Los políticos demócratas de Florida celebraron su aparentemente inminente cierre.
“El cierre del campo de internamiento de los Everglades es algo que debería haberse hecho hace mucho tiempo”, dijo la representante estadounidense Debbie Wasserman Schultz. en una declaración.
“Este monumento a la crueldad, el despilfarro y el abuso ambiental y de las tierras tribales nunca debería haberse construido. En mi visita sorpresa el mes pasado, vi la atrocidad de que los contribuyentes de Florida se vieran obligados a gastar 1 millón de dólares al día para enjaular a personas sin antecedentes penales y pisotear nuestros sensibles Everglades.
“Este campo no se está cerrando porque los líderes de ICE hayan encontrado una conciencia. Se está cerrando porque la administración Trump todavía se niega a devolver más de mil millones de dólares en dólares de impuestos a los contribuyentes de Florida que básicamente prendieron fuego”.
Maxwell Frost, otro representante estadounidense que se ha opuesto abiertamente al funcionamiento de la instalación, condenó lo que llamó “un experimento fallido sobre el sufrimiento humano”.
Dijo en un comunicado: “Desde el día en que abrió Alligator Alcatraz, he estado supervisando las condiciones inhumanas dentro de las instalaciones, y he regresado una y otra vez para exponer lo que está sucediendo y luchar para detenerlo.
“Las personas fueron sometidas a condiciones horribles, se les negó la dignidad y se las trató como menos que humanas en una instalación que nunca debería haber estado allí. Los floridanos merecen ser responsabilizados por cada dólar desperdiciado y cada abuso que ocurre detrás de esas puertas”.

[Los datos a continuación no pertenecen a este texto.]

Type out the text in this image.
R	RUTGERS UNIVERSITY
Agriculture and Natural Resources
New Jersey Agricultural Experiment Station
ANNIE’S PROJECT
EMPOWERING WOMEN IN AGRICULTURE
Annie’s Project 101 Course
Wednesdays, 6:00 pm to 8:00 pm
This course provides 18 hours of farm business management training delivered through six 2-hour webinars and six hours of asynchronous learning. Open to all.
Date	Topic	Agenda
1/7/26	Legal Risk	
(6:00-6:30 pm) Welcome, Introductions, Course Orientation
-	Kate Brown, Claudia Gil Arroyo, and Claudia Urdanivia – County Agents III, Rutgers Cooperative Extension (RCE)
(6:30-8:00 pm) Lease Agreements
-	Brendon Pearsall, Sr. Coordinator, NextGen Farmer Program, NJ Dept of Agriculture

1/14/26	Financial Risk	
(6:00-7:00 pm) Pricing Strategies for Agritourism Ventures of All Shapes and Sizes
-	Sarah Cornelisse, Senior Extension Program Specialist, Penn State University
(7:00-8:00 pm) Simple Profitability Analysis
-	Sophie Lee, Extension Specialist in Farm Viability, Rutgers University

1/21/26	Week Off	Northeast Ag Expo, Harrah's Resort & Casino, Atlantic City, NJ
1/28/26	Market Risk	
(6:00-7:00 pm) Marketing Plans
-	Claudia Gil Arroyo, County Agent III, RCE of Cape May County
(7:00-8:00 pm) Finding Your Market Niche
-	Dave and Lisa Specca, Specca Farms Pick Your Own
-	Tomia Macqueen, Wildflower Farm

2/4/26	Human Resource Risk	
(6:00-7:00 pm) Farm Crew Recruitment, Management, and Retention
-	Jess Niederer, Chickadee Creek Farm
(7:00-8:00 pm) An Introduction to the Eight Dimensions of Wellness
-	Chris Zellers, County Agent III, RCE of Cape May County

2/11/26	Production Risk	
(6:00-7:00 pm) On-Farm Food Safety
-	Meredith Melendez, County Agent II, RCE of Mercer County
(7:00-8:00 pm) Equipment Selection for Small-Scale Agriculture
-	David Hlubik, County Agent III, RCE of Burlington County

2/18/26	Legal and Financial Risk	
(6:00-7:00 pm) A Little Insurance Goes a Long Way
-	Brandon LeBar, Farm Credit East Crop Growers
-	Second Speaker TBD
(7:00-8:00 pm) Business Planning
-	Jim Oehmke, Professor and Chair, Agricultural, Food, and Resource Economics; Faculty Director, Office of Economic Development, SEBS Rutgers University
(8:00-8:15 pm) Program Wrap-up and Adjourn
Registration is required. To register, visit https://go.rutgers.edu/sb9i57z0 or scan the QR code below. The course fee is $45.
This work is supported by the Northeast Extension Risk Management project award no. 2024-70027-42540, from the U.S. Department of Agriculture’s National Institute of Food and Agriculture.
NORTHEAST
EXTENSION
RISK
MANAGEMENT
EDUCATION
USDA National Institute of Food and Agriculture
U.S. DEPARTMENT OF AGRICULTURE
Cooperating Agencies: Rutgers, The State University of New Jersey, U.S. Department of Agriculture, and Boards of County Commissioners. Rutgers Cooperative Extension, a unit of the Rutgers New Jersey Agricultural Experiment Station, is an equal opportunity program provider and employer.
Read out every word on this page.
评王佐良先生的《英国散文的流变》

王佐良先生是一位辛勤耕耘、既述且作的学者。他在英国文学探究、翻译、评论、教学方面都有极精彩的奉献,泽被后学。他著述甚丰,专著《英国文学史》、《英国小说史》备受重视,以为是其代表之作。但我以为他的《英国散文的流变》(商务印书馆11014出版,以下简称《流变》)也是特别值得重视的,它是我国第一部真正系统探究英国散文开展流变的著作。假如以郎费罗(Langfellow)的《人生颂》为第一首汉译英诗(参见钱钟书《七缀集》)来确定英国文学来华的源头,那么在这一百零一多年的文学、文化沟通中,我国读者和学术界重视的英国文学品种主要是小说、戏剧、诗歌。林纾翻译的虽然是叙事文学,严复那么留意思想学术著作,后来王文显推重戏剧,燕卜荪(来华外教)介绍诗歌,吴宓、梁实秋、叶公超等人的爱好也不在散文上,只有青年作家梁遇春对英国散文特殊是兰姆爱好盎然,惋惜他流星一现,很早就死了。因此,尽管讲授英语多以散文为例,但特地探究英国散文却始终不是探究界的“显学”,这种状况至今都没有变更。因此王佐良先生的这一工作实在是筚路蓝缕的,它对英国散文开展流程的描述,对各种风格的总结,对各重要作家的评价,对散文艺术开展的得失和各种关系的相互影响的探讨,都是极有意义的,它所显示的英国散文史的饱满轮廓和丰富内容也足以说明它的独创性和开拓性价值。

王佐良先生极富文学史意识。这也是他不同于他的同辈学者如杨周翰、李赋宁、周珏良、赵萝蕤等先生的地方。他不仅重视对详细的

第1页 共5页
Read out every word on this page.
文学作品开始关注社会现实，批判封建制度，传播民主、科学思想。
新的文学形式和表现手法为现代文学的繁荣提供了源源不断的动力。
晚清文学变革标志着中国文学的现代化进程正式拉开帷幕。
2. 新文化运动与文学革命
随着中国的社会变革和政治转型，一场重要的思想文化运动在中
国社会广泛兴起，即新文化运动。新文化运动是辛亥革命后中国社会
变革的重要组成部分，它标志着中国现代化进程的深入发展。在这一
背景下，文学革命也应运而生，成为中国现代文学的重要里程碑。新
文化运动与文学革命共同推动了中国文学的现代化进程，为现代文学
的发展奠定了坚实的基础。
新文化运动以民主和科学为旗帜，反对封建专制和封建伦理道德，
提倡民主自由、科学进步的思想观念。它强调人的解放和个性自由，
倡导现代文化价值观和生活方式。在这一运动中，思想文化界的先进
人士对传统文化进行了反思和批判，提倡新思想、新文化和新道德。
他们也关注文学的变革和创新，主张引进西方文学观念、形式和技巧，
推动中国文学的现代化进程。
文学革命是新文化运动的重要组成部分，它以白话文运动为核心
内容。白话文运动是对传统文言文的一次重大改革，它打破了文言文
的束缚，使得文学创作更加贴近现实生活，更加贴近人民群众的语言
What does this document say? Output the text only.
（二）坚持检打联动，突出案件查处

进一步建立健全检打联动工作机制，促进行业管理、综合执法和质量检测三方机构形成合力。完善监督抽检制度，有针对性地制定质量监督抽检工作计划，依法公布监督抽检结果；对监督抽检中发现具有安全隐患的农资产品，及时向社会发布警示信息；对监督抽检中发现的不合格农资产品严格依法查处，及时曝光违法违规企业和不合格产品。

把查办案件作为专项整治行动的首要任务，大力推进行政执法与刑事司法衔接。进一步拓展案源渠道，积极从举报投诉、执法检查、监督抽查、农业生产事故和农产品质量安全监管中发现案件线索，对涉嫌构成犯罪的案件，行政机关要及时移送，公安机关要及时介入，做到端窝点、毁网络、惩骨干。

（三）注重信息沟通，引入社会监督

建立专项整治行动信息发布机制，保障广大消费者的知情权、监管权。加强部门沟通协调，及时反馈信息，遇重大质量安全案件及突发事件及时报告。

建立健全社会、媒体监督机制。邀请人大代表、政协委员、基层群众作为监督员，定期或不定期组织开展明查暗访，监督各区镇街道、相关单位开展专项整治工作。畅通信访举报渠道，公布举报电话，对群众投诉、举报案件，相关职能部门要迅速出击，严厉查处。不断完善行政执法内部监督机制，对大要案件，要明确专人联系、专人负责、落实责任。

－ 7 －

Workers’ Circle, un grupo de defensa con sede en Nueva York, dijo que continuaría las vigilias en Alligator Alcatraz todos los fines de semana hasta que el último prisionero se vaya y el campo sea desmantelado.
“Esto no puede ser Estados Unidos”, dijo Noel Damico, director del grupo de justicia social.
“La única opción era luchar contra este centro de detención, arrojar luz sobre su brutalidad, exigir su cierre y detener el secuestro, la detención, la desaparición y la deportación de nuestros vecinos, familiares y amigos”.
Damico dijo que su grupo ha ayudado a replicar la vigilancia en al menos otros 18 “sitios dañados”, incluidos centros de detención, tribunales de ICE y cárceles de condado.
“Nuestra nación debe dejar de replicar este modelo en otros lugares y realizar una investigación completa de la corrupción, el abuso y la especulación”, dijo.
El Heraldo de Miami Informe del año pasado Muchas de las empresas privadas que ganaron el contrato de Alligator Alcatraz han donado a DeSantis u otros políticos republicanos.